Tien gedichten van de eenzaamheid II - Als een verwante, met niemand heb ik de hoop gemeen

Als een verwante, met niemand heb ik de hoop gemeen
Met niemand de keuze van de liefde
Waarmee ik eenzaam leef, waarmee ik wankel
Bewegend maar bedwongen door het mateloze landschap
Waarin de dood de aren leest
Ons blijft alleen de tijd en niet het vluchten
En alles dat op de aarde beweegt,
Ons blijft de laatste reis van twee vermoeide mensen
Het afscheid nemen van de voldragen schoot.

Voorgoed.
Zoals iedereen het zag, zoals iedereen het hoorde
En zoals het ook iedereen zal vergaan
Naargelang de afstand naar de verte, de gloed
Doorheen de schaduwspelen van mijn schaduw.
Als een verwante versteen ik met de geur van de vrouw
En het verkrimpen van de kevers op het dodelijke mos.

Terwijl de waarheid het afgrijzen verwekt,
Een wilde wolk wordt, en wormen willekeurig
De eerste balk van ons huis doorboren,
Kom ik naar je toe en betast ik jouw kleren
Ik kus je, gebogen, gehurkt en verscheurd.
Opnieuw worden wij ouder en kleiner
En roekelozer in de gestage regen,
Waarin wij de rouw dragen voor de vele voorbije banden
Verder door de lage landen van de landerigheid.

From: Gedichten
Tielt/Amsterdam: Atlas, 2004
Audio production: VRT - Flemish Radio- and Television Network (www.vrt.be)

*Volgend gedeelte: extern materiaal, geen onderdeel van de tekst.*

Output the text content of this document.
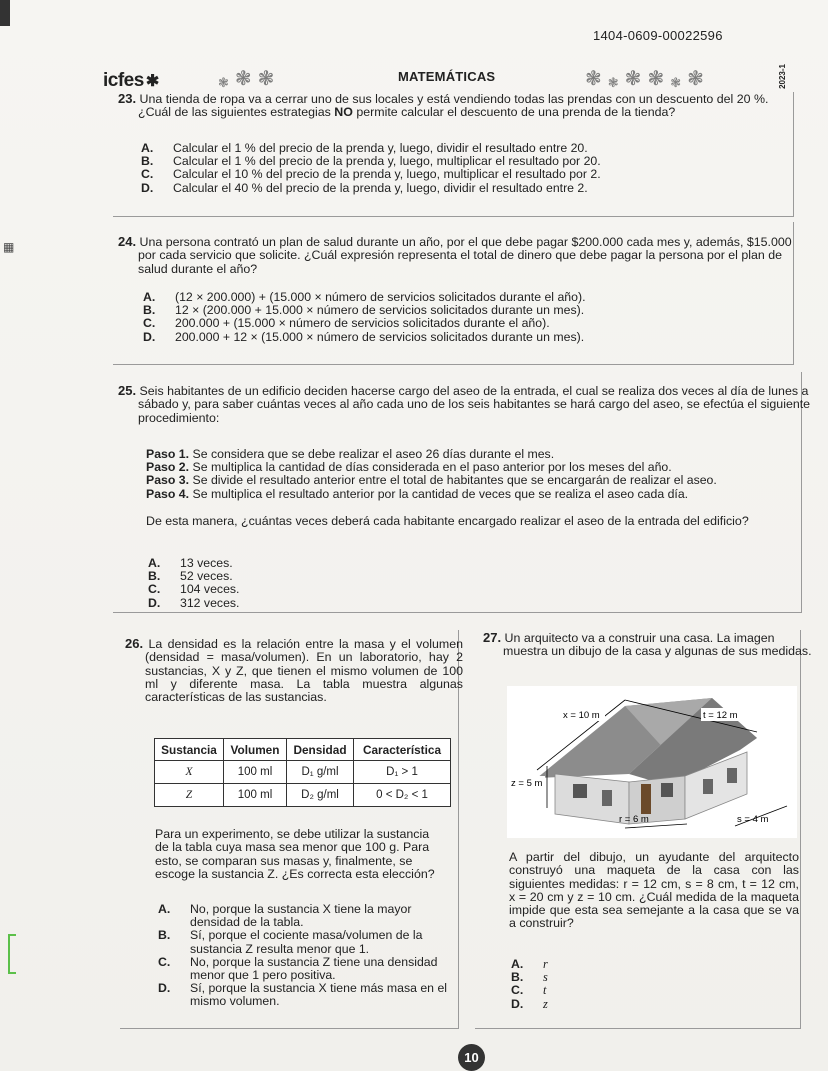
▦
1404-0609-00022596
icfes ✱	❃ ❃ ❃	MATEMÁTICAS	❃ ❃ ❃ ❃ ❃ ❃	2023-1
23. Una tienda de ropa va a cerrar uno de sus locales y está vendiendo todas las prendas con un descuento del 20 %. ¿Cuál de las siguientes estrategias NO permite calcular el descuento de una prenda de la tienda?
A.	Calcular el 1 % del precio de la prenda y, luego, dividir el resultado entre 20.
B.	Calcular el 1 % del precio de la prenda y, luego, multiplicar el resultado por 20.
C.	Calcular el 10 % del precio de la prenda y, luego, multiplicar el resultado por 2.
D.	Calcular el 40 % del precio de la prenda y, luego, dividir el resultado entre 2.
24. Una persona contrató un plan de salud durante un año, por el que debe pagar $200.000 cada mes y, además, $15.000 por cada servicio que solicite. ¿Cuál expresión representa el total de dinero que debe pagar la persona por el plan de salud durante el año?
A.	(12 × 200.000) + (15.000 × número de servicios solicitados durante el año).
B.	12 × (200.000 + 15.000 × número de servicios solicitados durante un mes).
C.	200.000 + (15.000 × número de servicios solicitados durante el año).
D.	200.000 + 12 × (15.000 × número de servicios solicitados durante un mes).
25. Seis habitantes de un edificio deciden hacerse cargo del aseo de la entrada, el cual se realiza dos veces al día de lunes a sábado y, para saber cuántas veces al año cada uno de los seis habitantes se hará cargo del aseo, se efectúa el siguiente procedimiento:
Paso 1. Se considera que se debe realizar el aseo 26 días durante el mes.
Paso 2. Se multiplica la cantidad de días considerada en el paso anterior por los meses del año.
Paso 3. Se divide el resultado anterior entre el total de habitantes que se encargarán de realizar el aseo.
Paso 4. Se multiplica el resultado anterior por la cantidad de veces que se realiza el aseo cada día.
De esta manera, ¿cuántas veces deberá cada habitante encargado realizar el aseo de la entrada del edificio?
A.	13 veces.
B.	52 veces.
C.	104 veces.
D.	312 veces.
26. La densidad es la relación entre la masa y el volumen (densidad = masa/volumen). En un laboratorio, hay 2 sustancias, X y Z, que tienen el mismo volumen de 100 ml y diferente masa. La tabla muestra algunas características de las sustancias.
Sustancia	Volumen	Densidad	Característica
X	100 ml	D₁ g/ml	D₁ > 1
Z	100 ml	D₂ g/ml	0 < D₂ < 1
Para un experimento, se debe utilizar la sustancia de la tabla cuya masa sea menor que 100 g. Para esto, se comparan sus masas y, finalmente, se escoge la sustancia Z. ¿Es correcta esta elección?
A.	No, porque la sustancia X tiene la mayor densidad de la tabla.
B.	Sí, porque el cociente masa/volumen de la sustancia Z resulta menor que 1.
C.	No, porque la sustancia Z tiene una densidad menor que 1 pero positiva.
D.	Sí, porque la sustancia X tiene más masa en el mismo volumen.
27. Un arquitecto va a construir una casa. La imagen muestra un dibujo de la casa y algunas de sus medidas.
x = 10 m	t = 12 m
z = 5 m
r = 6 m	s = 4 m
A partir del dibujo, un ayudante del arquitecto construyó una maqueta de la casa con las siguientes medidas: r = 12 cm, s = 8 cm, t = 12 cm, x = 20 cm y z = 10 cm. ¿Cuál medida de la maqueta impide que esta sea semejante a la casa que se va a construir?
A.	r
B.	s
C.	t
D.	z
10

As a relative, I have hope in common with no one

As a relative, I have hope in common with no one
With no one the choice of love
With which I live alone, with which I stagger
Moving but subdued by the boundless landscape
In which death gleans the corn
All we’re left with is time and not fleeing
And all that moves on the earth,
All we’re left with is the last journey of two weary people
Taking their leave of the womb at term.

Forever,
As everyone saw it, as everyone heard it
And as will happen to everyone
Depending on the distance from the distance, the glow
Through the shadow play of my shadow.
As a relative I turn to stone with the scent of the woman
And the convulsion of the beetles on the deadly moss.

While truth engenders horror,
Becomes a wild cloud, and worms arbitrarily
Gnaw through the first beam in our house,
I come to you and finger your clothes
I kiss you, bent over, crouching, torn in two.
Again we grow older and smaller
And more reckless in the steady rain,
In which we wear mourning for the many past bonds
Onward through the lowlands of depression.